CONTRIBUTION par Adjo Saabie, écrivain

La crise actuelle en Côte d’Ivoire montre à quel point le chemin vers la démocratie est long et difficile. La démocratie est loin d’être parfaite, mais l’homme, qui est un loup pour l’homme, n’a encore rien trouvé de mieux que la démocratie pour arriver à refléter la volonté du plus grand groupe. Car nous partons bien du principe que l’Afrique ne peut retourner aux chefferies traditionnelles et potentats qui avaient droit de vie et de mort sur leurs sujets. Alors, que faire lorsqu’un autocrate refuse de partir?

La communauté internationale finance des élections, meilleur moyen pour le peuple d’exprimer sa volonté réelle. Cela a été le cas au Congo (République Démocratique) en 2006, et en Côte d’Ivoire en 2010. Dans l’ensemble des pays africains, les élections sont financées au moins au tiers par nos amis, les « bailleurs de fonds ».

Des orfèvres de la réelection

Or, nos dirigeants, qui maitrisent tous les rouages de ces échéances électorales, sont régulièrement réélus, à l’exception notable de l’ami Laurent qui refuse d’accepter sa défaite. Des nourisssons vieillissants succèdent à leur cher papa, comme le togolais Faure Gnassingbé ou le gabonais Ali Bongo. Certains, qui avaient juré ne faire « que » deux mandats, changent la constitution et prolongent indéfiniment leur séjour sauf le malheureux Mamadou Tandja du Niger. Les perdants sont vraiment des « Bouki », si l’on veut raisonner par l’absurde.

Le problème est que, lassé par des élections qui ne servent à rien, dégouté, le pauvre peuple se détourne des urnes comme en témoigne la baisse du taux de participation dans un certain nombre de pays africains. Avec le risque que d’autres alternatives aux élections soient cherchées… et trouvées. Sur ces entrefaites peut arriver un troisième larron qui s’empare de la proie et puis la mange.

Le sac de riz, de sucre ou la boite de lait suffisent-ils?

Le peuple, même dans les pays où grâce à Internet et des taux d’alphabétisation respectables, les esprits sont avertis, le peuple est souvent peu conscient des enjeux des élections. Les institutions sont faibles, la culture politique aussi.

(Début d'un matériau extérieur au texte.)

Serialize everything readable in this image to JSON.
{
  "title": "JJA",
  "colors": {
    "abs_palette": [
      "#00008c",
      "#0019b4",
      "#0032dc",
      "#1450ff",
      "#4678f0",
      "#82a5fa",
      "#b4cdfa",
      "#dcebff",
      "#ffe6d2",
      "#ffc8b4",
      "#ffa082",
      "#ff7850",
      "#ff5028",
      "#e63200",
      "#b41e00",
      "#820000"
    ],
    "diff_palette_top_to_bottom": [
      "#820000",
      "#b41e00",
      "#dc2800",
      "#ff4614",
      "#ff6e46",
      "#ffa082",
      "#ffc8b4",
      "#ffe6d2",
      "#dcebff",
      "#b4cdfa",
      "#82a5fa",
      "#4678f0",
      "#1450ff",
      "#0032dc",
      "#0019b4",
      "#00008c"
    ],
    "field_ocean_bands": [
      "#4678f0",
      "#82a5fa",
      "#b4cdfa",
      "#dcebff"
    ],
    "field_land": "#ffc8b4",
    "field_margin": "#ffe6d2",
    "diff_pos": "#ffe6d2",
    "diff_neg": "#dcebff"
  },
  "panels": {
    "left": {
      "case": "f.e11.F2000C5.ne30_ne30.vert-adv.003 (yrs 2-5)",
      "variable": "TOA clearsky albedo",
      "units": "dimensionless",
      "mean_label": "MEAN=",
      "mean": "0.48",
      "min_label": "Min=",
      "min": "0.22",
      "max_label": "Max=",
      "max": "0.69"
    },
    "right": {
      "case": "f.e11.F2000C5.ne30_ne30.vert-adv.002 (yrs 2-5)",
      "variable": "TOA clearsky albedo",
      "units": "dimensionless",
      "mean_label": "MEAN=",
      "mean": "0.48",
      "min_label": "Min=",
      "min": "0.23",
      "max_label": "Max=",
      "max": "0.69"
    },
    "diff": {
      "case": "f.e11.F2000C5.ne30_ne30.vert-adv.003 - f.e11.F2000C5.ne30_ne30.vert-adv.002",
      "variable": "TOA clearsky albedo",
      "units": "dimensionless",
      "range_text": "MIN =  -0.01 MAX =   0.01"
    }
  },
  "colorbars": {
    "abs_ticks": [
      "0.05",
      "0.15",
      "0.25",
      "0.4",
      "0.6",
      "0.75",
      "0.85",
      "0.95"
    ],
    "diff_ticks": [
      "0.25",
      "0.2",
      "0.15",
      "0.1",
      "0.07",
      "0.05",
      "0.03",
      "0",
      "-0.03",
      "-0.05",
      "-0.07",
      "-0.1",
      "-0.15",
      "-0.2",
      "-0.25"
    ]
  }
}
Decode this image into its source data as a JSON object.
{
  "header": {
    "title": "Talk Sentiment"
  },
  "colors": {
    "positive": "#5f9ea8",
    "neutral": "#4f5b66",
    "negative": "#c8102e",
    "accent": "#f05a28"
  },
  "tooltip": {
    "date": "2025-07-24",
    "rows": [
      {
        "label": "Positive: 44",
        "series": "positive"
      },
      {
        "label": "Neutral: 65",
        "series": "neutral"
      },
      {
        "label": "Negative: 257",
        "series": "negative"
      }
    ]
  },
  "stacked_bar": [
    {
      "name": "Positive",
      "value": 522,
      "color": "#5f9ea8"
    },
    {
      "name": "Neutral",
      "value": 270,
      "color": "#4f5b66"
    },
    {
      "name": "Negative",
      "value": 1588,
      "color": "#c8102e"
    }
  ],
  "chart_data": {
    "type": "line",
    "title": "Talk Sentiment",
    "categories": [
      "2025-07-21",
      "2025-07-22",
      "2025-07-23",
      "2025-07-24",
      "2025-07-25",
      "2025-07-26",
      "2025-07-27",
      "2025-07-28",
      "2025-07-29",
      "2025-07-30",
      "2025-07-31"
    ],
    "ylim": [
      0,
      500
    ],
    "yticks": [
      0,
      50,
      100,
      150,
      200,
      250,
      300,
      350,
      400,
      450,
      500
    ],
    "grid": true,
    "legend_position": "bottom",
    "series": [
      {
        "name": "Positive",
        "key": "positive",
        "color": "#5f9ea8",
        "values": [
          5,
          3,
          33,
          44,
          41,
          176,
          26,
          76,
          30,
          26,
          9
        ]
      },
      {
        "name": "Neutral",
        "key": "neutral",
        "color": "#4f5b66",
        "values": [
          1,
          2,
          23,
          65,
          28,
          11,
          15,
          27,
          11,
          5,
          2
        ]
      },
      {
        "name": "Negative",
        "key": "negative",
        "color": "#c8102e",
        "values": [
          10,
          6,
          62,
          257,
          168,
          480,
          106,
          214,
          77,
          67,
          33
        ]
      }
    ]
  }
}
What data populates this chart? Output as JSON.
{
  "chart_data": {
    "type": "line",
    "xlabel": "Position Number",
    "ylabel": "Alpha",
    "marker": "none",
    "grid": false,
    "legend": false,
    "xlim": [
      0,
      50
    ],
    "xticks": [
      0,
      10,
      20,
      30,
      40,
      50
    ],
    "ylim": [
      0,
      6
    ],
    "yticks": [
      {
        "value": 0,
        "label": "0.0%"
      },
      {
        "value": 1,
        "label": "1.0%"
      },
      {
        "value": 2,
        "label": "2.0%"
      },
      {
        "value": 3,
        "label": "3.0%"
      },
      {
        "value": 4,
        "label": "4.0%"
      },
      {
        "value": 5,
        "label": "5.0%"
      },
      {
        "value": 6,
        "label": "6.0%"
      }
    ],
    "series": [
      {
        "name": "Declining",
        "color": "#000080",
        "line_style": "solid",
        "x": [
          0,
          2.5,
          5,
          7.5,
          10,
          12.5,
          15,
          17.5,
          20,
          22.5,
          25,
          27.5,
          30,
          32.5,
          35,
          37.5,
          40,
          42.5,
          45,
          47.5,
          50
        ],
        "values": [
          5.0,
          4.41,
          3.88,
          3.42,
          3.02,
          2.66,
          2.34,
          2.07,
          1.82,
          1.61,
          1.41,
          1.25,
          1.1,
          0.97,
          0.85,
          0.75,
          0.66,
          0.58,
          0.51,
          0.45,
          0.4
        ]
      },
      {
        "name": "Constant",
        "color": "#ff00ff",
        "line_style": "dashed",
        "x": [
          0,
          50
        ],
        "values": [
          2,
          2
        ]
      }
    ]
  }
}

Les candidats savent que sacs de riz ou boites de lait, préférés aux bics et t-shirts, sont beaucoup plus efficaces que des grands programmes qui de toutes façons, se ressemblent tous. Et ils arrosent les campagnes. Les élections sont, en fin de compte, le moyen de redistribution de la richesse dans nos pays où les ressources sont captées par une minorité. Les paysans ont enfin la possibilité de toucher les inaccessibles « en haut-de-en-haut ». Ces candidats donc savent que les braves paysans auront en fin de compte la fâcheuse tendance de faire un « vote de proximité », pour ne pas dire pour leur frère. Mais le ressortissant d’une région ne pourra pas non plus être élu simplement parce qu’il est du coin. En plus de son origine du terroir, il devra obligatoirement avoir des ressources considérables, c’est tout de même plus rassurant qu’un pauvre rêveur qui vient parler de justice sociale et qui n’a pas un rond. Et sa force de persuasion devra bénéficier d’appuis conséquents dans la société civile et du sponsoring dans la société armée. Car même s’il est élu à la magistrature suprême, il ne pourra diriger le pays sans les militaires.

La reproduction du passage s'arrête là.